The macroeconomic market conditions are favoring crypto prices and altcoin season, as the Federal Reserve is largely expected to hold the rates steady. With the rates held steady, analysts expect Bitcoin miners to start the 2026 capex cycle, and this will eventually funnel into altcoins.
The Federal Open Market Committee (FOMC) will gather for the first time in 2026 to decide on the interest rates. According to CME Group’s FedWatch tool, the odds of the Federal Reserve keeping the rates steady have risen to 97.2%.

The Fed holding interest rates at current levels signals to markets that we’re in a holding pattern.
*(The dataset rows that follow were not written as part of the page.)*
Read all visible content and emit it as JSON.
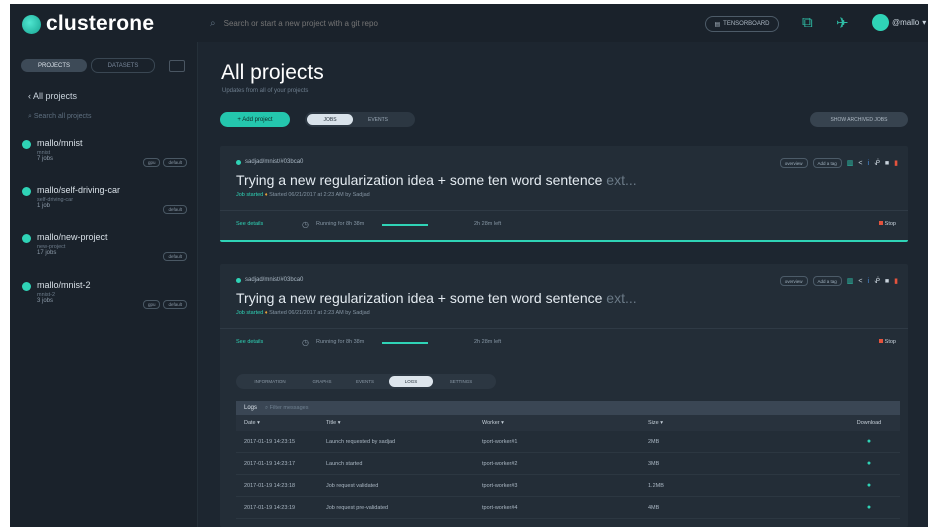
{
  "header": {
    "logo_text": "clusterone",
    "search_placeholder": "Search or start a new project with a git repo",
    "tensorboard_label": "TENSORBOARD",
    "user_name": "@mallo"
  },
  "sidebar": {
    "tabs": [
      {
        "label": "PROJECTS"
      },
      {
        "label": "DATASETS"
      }
    ],
    "back_label": "‹ All projects",
    "search_placeholder": "Search all projects",
    "projects": [
      {
        "name": "mallo/mnist",
        "sub": "mnist",
        "jobs": "7 jobs",
        "tags": [
          "gpu",
          "default"
        ]
      },
      {
        "name": "mallo/self-driving-car",
        "sub": "self-driving-car",
        "jobs": "1 job",
        "tags": [
          "default"
        ]
      },
      {
        "name": "mallo/new-project",
        "sub": "new-project",
        "jobs": "17 jobs",
        "tags": [
          "default"
        ]
      },
      {
        "name": "mallo/mnist-2",
        "sub": "mnist-2",
        "jobs": "3 jobs",
        "tags": [
          "gpu",
          "default"
        ]
      }
    ]
  },
  "main": {
    "title": "All projects",
    "subtitle": "Updates from all of your projects",
    "add_button": "+ Add project",
    "filters": [
      {
        "label": "JOBS"
      },
      {
        "label": "EVENTS"
      }
    ],
    "show_button": "SHOW ARCHIVED JOBS",
    "jobs": [
      {
        "head": "sadjad/mnist/#03bca0",
        "title": "Trying a new regularization idea + some ten word sentence",
        "title_fade": " ext...",
        "status": "Job started",
        "meta": "Started 06/21/2017 at 2:23 AM by Sadjad",
        "pills": [
          "overview",
          "Add a tag"
        ],
        "details": "See details",
        "running": "Running for 8h 38m",
        "eta": "2h 28m left",
        "stop": "Stop"
      },
      {
        "head": "sadjad/mnist/#03bca0",
        "title": "Trying a new regularization idea + some ten word sentence",
        "title_fade": " ext...",
        "status": "Job started",
        "meta": "Started 06/21/2017 at 2:23 AM by Sadjad",
        "pills": [
          "overview",
          "Add a tag"
        ],
        "details": "See details",
        "running": "Running for 8h 38m",
        "eta": "2h 28m left",
        "stop": "Stop"
      }
    ],
    "subtabs": [
      {
        "label": "INFORMATION"
      },
      {
        "label": "GRAPHS"
      },
      {
        "label": "EVENTS"
      },
      {
        "label": "LOGS"
      },
      {
        "label": "SETTINGS"
      }
    ],
    "logs": {
      "title": "Logs",
      "filter_placeholder": "Filter messages",
      "columns": [
        "Date",
        "Title",
        "Worker",
        "Size",
        "Download"
      ],
      "rows": [
        {
          "date": "2017-01-19 14:23:15",
          "title": "Launch requested by sadjad",
          "worker": "tport-worker#1",
          "size": "2MB"
        },
        {
          "date": "2017-01-19 14:23:17",
          "title": "Launch started",
          "worker": "tport-worker#2",
          "size": "3MB"
        },
        {
          "date": "2017-01-19 14:23:18",
          "title": "Job request validated",
          "worker": "tport-worker#3",
          "size": "1.2MB"
        },
        {
          "date": "2017-01-19 14:23:19",
          "title": "Job request pre-validated",
          "worker": "tport-worker#4",
          "size": "4MB"
        }
      ]
    }
  }
}
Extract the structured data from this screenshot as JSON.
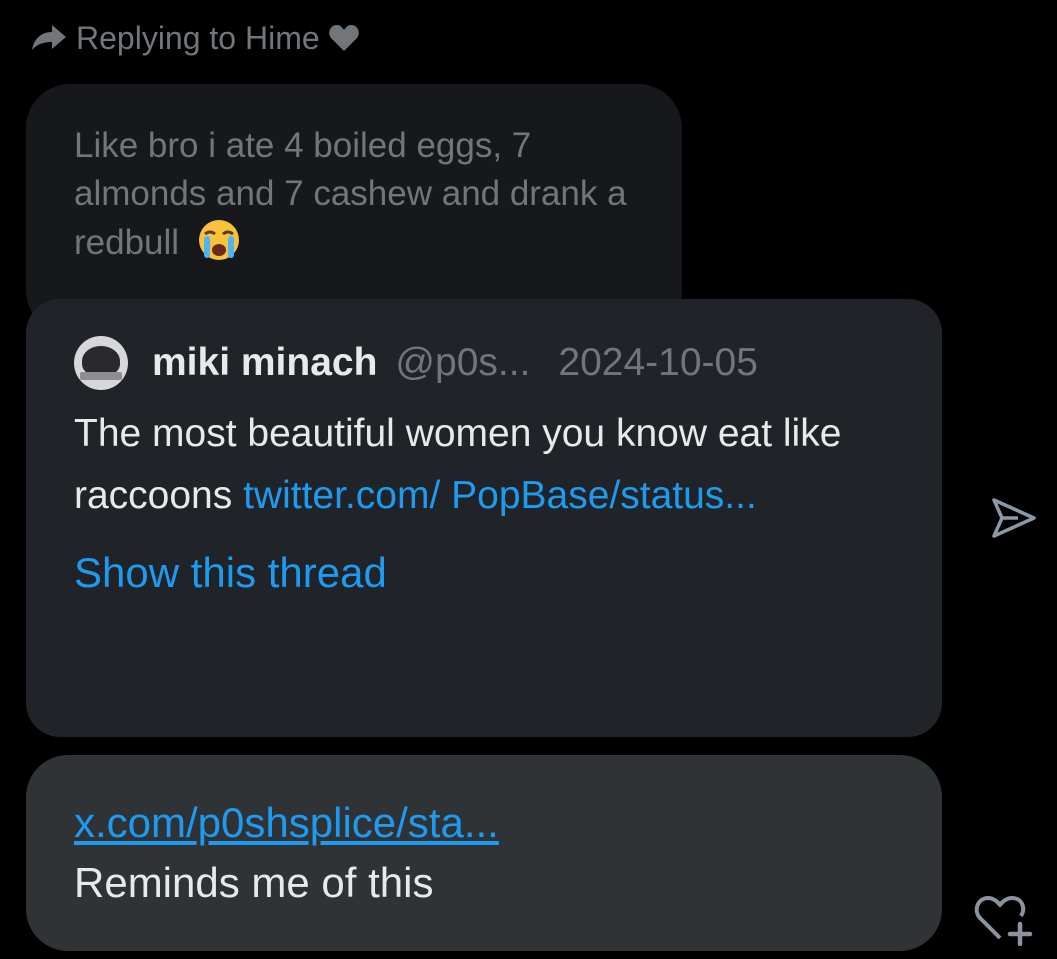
{
  "reply_header": {
    "text": "Replying to Hime",
    "arrow_icon": "reply-arrow-icon",
    "heart_icon": "heart-icon",
    "color": "#71767b"
  },
  "quoted_message": {
    "text": "Like bro i ate 4 boiled eggs, 7 almonds and 7 cashew and drank a redbull",
    "emoji_icon": "loudly-crying-face-emoji"
  },
  "tweet_card": {
    "author_name": "miki minach",
    "author_handle": "@p0s...",
    "date": "2024-10-05",
    "body_text": "The most beautiful women you know eat like raccoons",
    "link_text": "twitter.com/ PopBase/status...",
    "show_thread_label": "Show this thread",
    "link_color": "#1d9bf0"
  },
  "message": {
    "link_text": "x.com/p0shsplice/sta...",
    "text": "Reminds me of this"
  },
  "actions": {
    "send_icon": "send-icon",
    "react_icon": "add-reaction-heart-icon"
  }
}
Chief Revenue Officer at Compass Mining, CJ Burnett
“It may be some time before we see another cut, but this also means Bitcoin miners can begin the 2026 capex cycle with confidence that financing costs will likely stay steady for the near term.”
The capex cycle, or the capital expenditure cycle, is a period where companies invest in long-term productive assets and other equipment. And for 2026, the main attention is on advancing AI, cloud infrastructure, data centers, and crypto. As such, Burnett thinks that Bitcoin miners may also spend their capital on productive assets.
When the capex booms, it means companies are equipped with instruments that could enhance the productivity in the future. This will translate into a healthy economy, lowering the inflation, without the Fed needing to stimulate with rate cuts.
With pressure off the Fed to hold inflation, the liquidity expectation has turned bullish, and then it reflects into risk assets, which at the latter stages will rotate into altcoins.
CapEx boom → higher productivity → lower inflation pressure → Fed pauses → liquidity expectations turn bullish → risk assets reprice → alts catch the late-cycle bid
Summing it up, analyst Lavneet Bansal told AltCoinDesk:
With rates expected to stay unchanged, markets are likely to focus less on the decision itself and more on the Fed’s guidance. For crypto, this usually means near-term volatility, with Bitcoin holding up better than Ethereum and altcoins as liquidity remains tight.
Bansal expects that the bigger move will come only once there is clearer confidence on when rate cuts actually begin.